Public-health officials in San Francisco began monitoring the coronavirus outbreak around the holidays in December, Mary Ellen Carroll, who runs the city’s Department of Emergency Management, told me. By late January, Breed had activated San Francisco’s emergency-operations center in preparation for an outbreak—the first such move in any major city in the country. The mayor has since relocated the command post to the Moscone Center, a sprawling complex where top city officials can work in-person while social distancing. Everyone, including Breed, wears a mask when they meet, Carroll said.

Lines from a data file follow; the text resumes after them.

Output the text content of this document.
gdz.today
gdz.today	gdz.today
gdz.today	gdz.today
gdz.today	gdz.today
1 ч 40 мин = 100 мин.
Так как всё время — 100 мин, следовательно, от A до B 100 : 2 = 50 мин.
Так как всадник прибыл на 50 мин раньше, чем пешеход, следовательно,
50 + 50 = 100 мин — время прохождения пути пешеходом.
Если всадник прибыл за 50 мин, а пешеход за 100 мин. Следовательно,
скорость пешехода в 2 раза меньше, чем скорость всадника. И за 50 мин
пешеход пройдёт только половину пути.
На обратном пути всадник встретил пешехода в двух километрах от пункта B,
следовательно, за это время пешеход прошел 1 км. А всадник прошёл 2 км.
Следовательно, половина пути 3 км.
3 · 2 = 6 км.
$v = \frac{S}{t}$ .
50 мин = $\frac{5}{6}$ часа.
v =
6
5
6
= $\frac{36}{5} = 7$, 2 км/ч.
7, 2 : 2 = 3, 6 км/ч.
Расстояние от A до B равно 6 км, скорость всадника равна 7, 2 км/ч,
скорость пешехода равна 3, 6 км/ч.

Breed told me that what got her attention early on was the ghastly photographs and footage coming out of Wuhan, China, showing the region’s hospitals overrun by coronavirus patients. “A picture’s worth a thousand words—seeing the images of what could potentially happen and then hearing your doctors tell you that we may not have the capacity to handle this situation,” the mayor said, recalling a briefing during which her advisers laid out the possibilities for a similar scenario in stark detail. “We have tons of hospitals in San Francisco. What do you mean we don’t have the capacity to handle an outbreak of this capacity?” Breed recalled thinking. “That’s when I was just like, Oh my goodness, this is serious. And we need to basically sound the alarm in a way that helps us to get ready.”